For large positive \(x\), the exponential terms tend to \(0\), so
\(y \approx -1.40\sin(3x) - 0.20\cos(3x)\).
This can be written in the form
\(y \approx R\sin(3x+\phi)\), where
\(R = 1.41\) and \(\phi = 3.28\) radians.
First solve the homogeneous equation
\(\dfrac{d^2y}{dx^2}+5\dfrac{dy}{dx}+4y=0\).
Its auxiliary equation is \(m^2+5m+4=0\), so
\((m+1)(m+4)=0\), hence \(m=-1,-4\).
Therefore the complementary function is
\(y_c=Ae^{-x}+Be^{-4x}\).
Now look for a particular integral of the form
\(y_p=P\sin 3x+Q\cos 3x\).
Then
\(y_p' = 3P\cos 3x - 3Q\sin 3x\),
\(y_p'' = -9P\sin 3x - 9Q\cos 3x\).
Substitute into the differential equation:
\((-9P\sin 3x-9Q\cos 3x)+5(3P\cos 3x-3Q\sin 3x)+4(P\sin 3x+Q\cos 3x).\)
Collecting coefficients gives
\((-5P-15Q)\sin 3x + (15P-5Q)\cos 3x.\)
This must equal \(10\sin 3x-20\cos 3x\), so
\(-5P-15Q=10,\qquad 15P-5Q=-20.\)
Dividing the first equation by \(-5\) gives \(P+3Q=-2\). Solving with the second equation:
\(P=-\frac75,\qquad Q=-\frac15.\)
So the general solution is
\(y=Ae^{-x}+Be^{-4x}-\frac75\sin 3x-\frac15\cos 3x.\)
For large positive \(x\), the exponential terms vanish, so
\(y\approx -\frac75\sin 3x-\frac15\cos 3x.\)
Write this as \(R\sin(3x+\phi)\).

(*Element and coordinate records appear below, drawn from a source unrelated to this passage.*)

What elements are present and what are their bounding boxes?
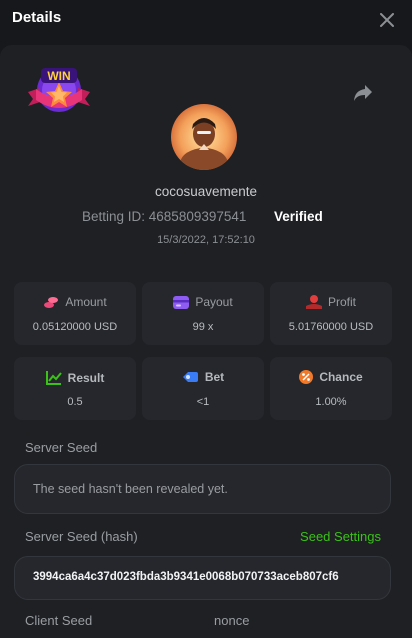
stat-chance-label: Chance bbox=[319, 370, 363, 384]
stat-chance-value: 1.00% bbox=[315, 396, 347, 408]
stat-chance: Chance 1.00% bbox=[270, 357, 392, 420]
win-badge-icon: WIN bbox=[24, 62, 94, 120]
profit-icon bbox=[305, 295, 322, 309]
stat-bet-label: Bet bbox=[204, 370, 225, 384]
verified-badge: Verified bbox=[274, 209, 323, 224]
stat-payout: Payout 99 x bbox=[142, 282, 264, 345]
stat-result-value: 0.5 bbox=[67, 396, 83, 408]
stat-bet-value: <1 bbox=[196, 396, 210, 408]
stat-bet: Bet <1 bbox=[142, 357, 264, 420]
chart-icon bbox=[45, 371, 62, 385]
coins-icon bbox=[44, 297, 59, 308]
stat-result-label: Result bbox=[67, 370, 105, 385]
stat-profit-label: Profit bbox=[327, 295, 356, 309]
stat-amount-label: Amount bbox=[65, 295, 107, 309]
server-seed-value: The seed hasn't been revealed yet. bbox=[33, 482, 228, 496]
stat-profit-value: 5.01760000 USD bbox=[288, 321, 374, 333]
stat-amount: Amount 0.05120000 USD bbox=[14, 282, 136, 345]
bet-icon bbox=[182, 372, 198, 382]
betting-id: Betting ID: 4685809397541 bbox=[82, 209, 247, 224]
nonce-label: nonce bbox=[214, 613, 250, 628]
close-icon bbox=[380, 13, 394, 27]
server-seed-hash-field[interactable]: 3994ca6a4c37d023fbda3b9341e0068b070733ac… bbox=[14, 556, 391, 600]
server-seed-label: Server Seed bbox=[25, 440, 98, 455]
server-seed-field[interactable]: The seed hasn't been revealed yet. bbox=[14, 464, 391, 514]
modal-title: Details bbox=[12, 9, 62, 26]
seed-settings-link[interactable]: Seed Settings bbox=[300, 529, 381, 544]
server-seed-hash-label: Server Seed (hash) bbox=[25, 529, 138, 544]
share-button[interactable] bbox=[350, 80, 376, 106]
svg-text:WIN: WIN bbox=[47, 69, 70, 83]
username[interactable]: cocosuavemente bbox=[0, 184, 412, 199]
close-button[interactable] bbox=[374, 7, 400, 33]
avatar bbox=[171, 104, 237, 170]
server-seed-hash-value: 3994ca6a4c37d023fbda3b9341e0068b070733ac… bbox=[33, 571, 339, 583]
bet-timestamp: 15/3/2022, 17:52:10 bbox=[157, 234, 255, 246]
card-icon bbox=[173, 295, 190, 309]
stat-payout-value: 99 x bbox=[192, 321, 214, 333]
stat-payout-label: Payout bbox=[195, 295, 233, 309]
stat-result: Result 0.5 bbox=[14, 357, 136, 420]
stat-profit: Profit 5.01760000 USD bbox=[270, 282, 392, 345]
stat-amount-value: 0.05120000 USD bbox=[32, 321, 118, 333]
share-icon bbox=[354, 85, 372, 101]
modal-header: Details bbox=[0, 0, 412, 40]
client-seed-label: Client Seed bbox=[25, 613, 93, 628]
percent-icon bbox=[299, 370, 314, 384]
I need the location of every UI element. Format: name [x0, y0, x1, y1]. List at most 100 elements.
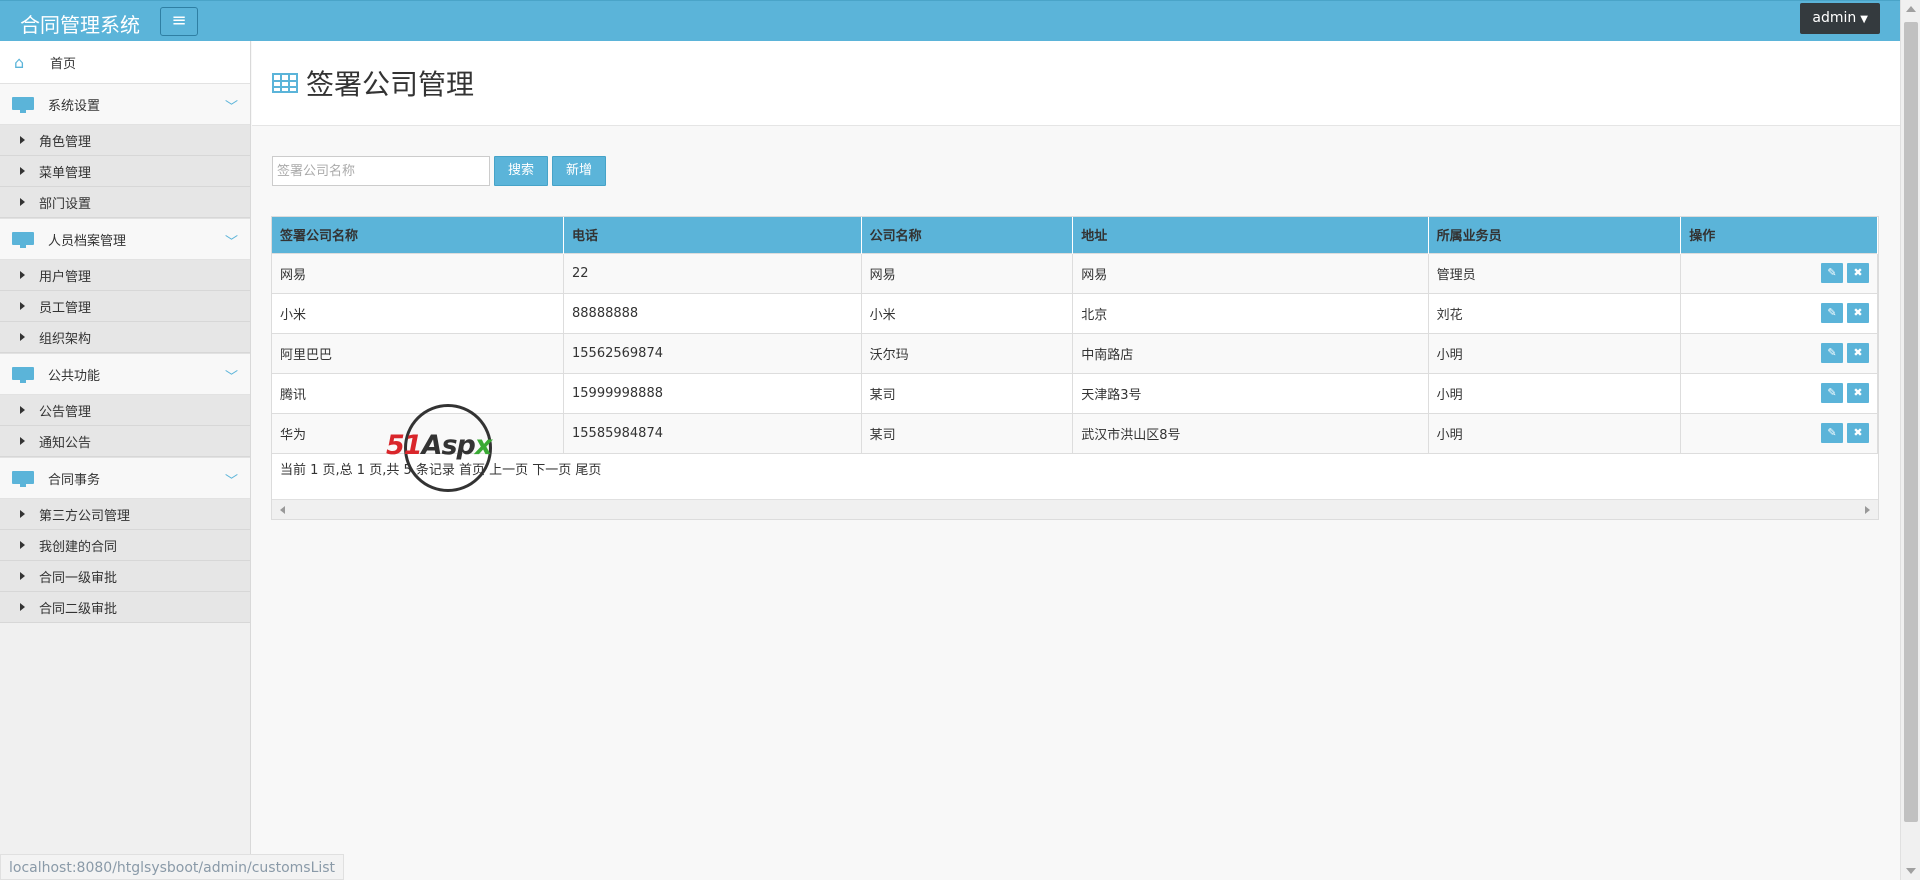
- caret-right-icon: [20, 198, 25, 206]
- search-button[interactable]: 搜索: [494, 156, 549, 186]
- close-icon[interactable]: ✖: [1847, 383, 1869, 403]
- table-cell: 22: [563, 252, 862, 293]
- scroll-down-icon[interactable]: [1906, 868, 1916, 874]
- edit-icon[interactable]: ✎: [1821, 343, 1843, 363]
- table-cell: 网易: [272, 252, 564, 293]
- edit-icon[interactable]: ✎: [1821, 423, 1843, 444]
- desktop-icon: [12, 97, 34, 113]
- horizontal-scrollbar[interactable]: [272, 499, 1878, 519]
- sidebar-group-system-settings[interactable]: 系统设置 ﹀: [0, 83, 250, 125]
- sidebar-group-label: 公共功能: [48, 368, 101, 384]
- sidebar-item-label: 合同二级审批: [39, 601, 118, 617]
- caret-right-icon: [20, 167, 25, 175]
- table-cell: 天津路3号: [1072, 372, 1429, 413]
- sidebar-group-contract-affairs[interactable]: 合同事务 ﹀: [0, 457, 250, 499]
- sidebar-item-my-contracts[interactable]: 我创建的合同: [0, 530, 250, 561]
- caret-right-icon: [20, 302, 25, 310]
- vertical-scrollbar[interactable]: [1900, 0, 1920, 880]
- caret-right-icon: [20, 510, 25, 518]
- table-header-row: 签署公司名称 电话 公司名称 地址 所属业务员 操作: [272, 217, 1878, 253]
- sidebar-group-personnel-records[interactable]: 人员档案管理 ﹀: [0, 218, 250, 260]
- scroll-right-icon[interactable]: [1865, 506, 1870, 514]
- sidebar-item-user-management[interactable]: 用户管理: [0, 260, 250, 291]
- table-row: 小米 88888888 小米 北京 刘花 ✎ ✖: [272, 292, 1878, 333]
- page-title: 签署公司管理: [306, 68, 475, 101]
- sidebar-item-label: 公告管理: [39, 404, 92, 420]
- sidebar-item-contract-approval-1[interactable]: 合同一级审批: [0, 561, 250, 592]
- sidebar-item-role-management[interactable]: 角色管理: [0, 125, 250, 156]
- table-cell: 小明: [1428, 332, 1682, 373]
- home-icon: ⌂: [14, 52, 25, 72]
- sidebar: ⌂ 首页 系统设置 ﹀ 角色管理 菜单管理 部门设置 人员档案管理 ﹀ 用户管理…: [0, 41, 251, 880]
- top-navbar: 合同管理系统 ≡ admin ▼: [0, 0, 1900, 41]
- app-brand[interactable]: 合同管理系统: [20, 9, 140, 38]
- sidebar-item-menu-management[interactable]: 菜单管理: [0, 156, 250, 187]
- sidebar-group-label: 人员档案管理: [48, 233, 127, 249]
- column-header-company-name[interactable]: 公司名称: [861, 217, 1074, 253]
- sidebar-item-label: 合同一级审批: [39, 570, 118, 586]
- scrollbar-thumb[interactable]: [1904, 22, 1918, 822]
- sidebar-item-org-structure[interactable]: 组织架构: [0, 322, 250, 353]
- row-actions: ✎ ✖: [1680, 412, 1878, 453]
- sidebar-item-label: 第三方公司管理: [39, 508, 131, 524]
- scroll-up-icon[interactable]: [1906, 6, 1916, 12]
- chevron-down-icon: ﹀: [224, 474, 238, 489]
- sidebar-item-label: 部门设置: [39, 196, 92, 212]
- sidebar-group-label: 合同事务: [48, 472, 101, 488]
- row-actions: ✎ ✖: [1680, 292, 1878, 333]
- column-header-address[interactable]: 地址: [1072, 217, 1429, 253]
- edit-icon[interactable]: ✎: [1821, 263, 1843, 283]
- table-row: 阿里巴巴 15562569874 沃尔玛 中南路店 小明 ✎ ✖: [272, 332, 1878, 373]
- table-cell: 沃尔玛: [861, 332, 1074, 373]
- column-header-signing-company[interactable]: 签署公司名称: [272, 217, 564, 253]
- sidebar-item-contract-approval-2[interactable]: 合同二级审批: [0, 592, 250, 623]
- sidebar-item-announcement-management[interactable]: 公告管理: [0, 395, 250, 426]
- desktop-icon: [12, 471, 34, 487]
- table-cell: 小米: [272, 292, 564, 333]
- caret-right-icon: [20, 271, 25, 279]
- hamburger-icon: ≡: [171, 10, 187, 31]
- sidebar-item-label: 用户管理: [39, 269, 92, 285]
- table-cell: 15999998888: [563, 372, 862, 413]
- user-menu-button[interactable]: admin ▼: [1800, 3, 1880, 34]
- column-header-phone[interactable]: 电话: [563, 217, 862, 253]
- column-header-salesperson[interactable]: 所属业务员: [1428, 217, 1682, 253]
- edit-icon[interactable]: ✎: [1821, 383, 1843, 403]
- column-header-actions: 操作: [1680, 217, 1878, 253]
- table-cell: 武汉市洪山区8号: [1072, 412, 1429, 453]
- close-icon[interactable]: ✖: [1847, 263, 1869, 283]
- caret-right-icon: [20, 572, 25, 580]
- sidebar-group-public-functions[interactable]: 公共功能 ﹀: [0, 353, 250, 395]
- table-cell: 管理员: [1428, 252, 1682, 293]
- caret-right-icon: [20, 603, 25, 611]
- close-icon[interactable]: ✖: [1847, 303, 1869, 323]
- table-cell: 阿里巴巴: [272, 332, 564, 373]
- caret-right-icon: [20, 437, 25, 445]
- status-bar-url: localhost:8080/htglsysboot/admin/customs…: [0, 854, 345, 880]
- caret-right-icon: [20, 541, 25, 549]
- table-cell: 15562569874: [563, 332, 862, 373]
- edit-icon[interactable]: ✎: [1821, 303, 1843, 323]
- sidebar-item-label: 我创建的合同: [39, 539, 118, 555]
- company-name-search-input[interactable]: [272, 156, 490, 186]
- chevron-down-icon: ﹀: [224, 235, 238, 250]
- table-icon: [272, 73, 298, 93]
- close-icon[interactable]: ✖: [1847, 343, 1869, 363]
- add-button[interactable]: 新增: [552, 156, 607, 186]
- sidebar-item-notice[interactable]: 通知公告: [0, 426, 250, 457]
- table-cell: 88888888: [563, 292, 862, 333]
- row-actions: ✎ ✖: [1680, 372, 1878, 413]
- menu-toggle-button[interactable]: ≡: [160, 7, 198, 36]
- caret-right-icon: [20, 136, 25, 144]
- table-cell: 某司: [861, 412, 1074, 453]
- sidebar-item-third-party-companies[interactable]: 第三方公司管理: [0, 499, 250, 530]
- close-icon[interactable]: ✖: [1847, 423, 1869, 444]
- table-cell: 刘花: [1428, 292, 1682, 333]
- sidebar-group-label: 系统设置: [48, 98, 101, 114]
- sidebar-item-department-settings[interactable]: 部门设置: [0, 187, 250, 218]
- scroll-left-icon[interactable]: [280, 506, 285, 514]
- user-name: admin: [1812, 10, 1857, 26]
- sidebar-item-employee-management[interactable]: 员工管理: [0, 291, 250, 322]
- row-actions: ✎ ✖: [1680, 252, 1878, 293]
- sidebar-item-home[interactable]: ⌂ 首页: [0, 41, 250, 83]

Since
\(R\sin(3x+\phi)=R(\sin 3x\cos\phi+\cos 3x\sin\phi),\)
we compare coefficients:
\(R\cos\phi=-\frac75,\qquad R\sin\phi=-\frac15.\)
Hence
\(R=\sqrt{\left(\frac75\right)^2+\left(\frac15\right)^2}=\frac{\sqrt{50}}5=\sqrt2\approx 1.41.\)
Also
\(\tan\phi=\frac{(-1/5)}{(-7/5)}=\frac17.\)
Since both \(\sin\phi\) and \(\cos\phi\) are negative, \(\phi\) lies in the third quadrant, so
\(\phi=\pi+\arctan\left(\frac17\right)\approx 3.28.\)
Thus, for large positive \(x\),
\(\boxed{y\approx 1.41\sin(3x+3.28)}\)
with \(R=1.41\) and \(\phi=3.28\) radians.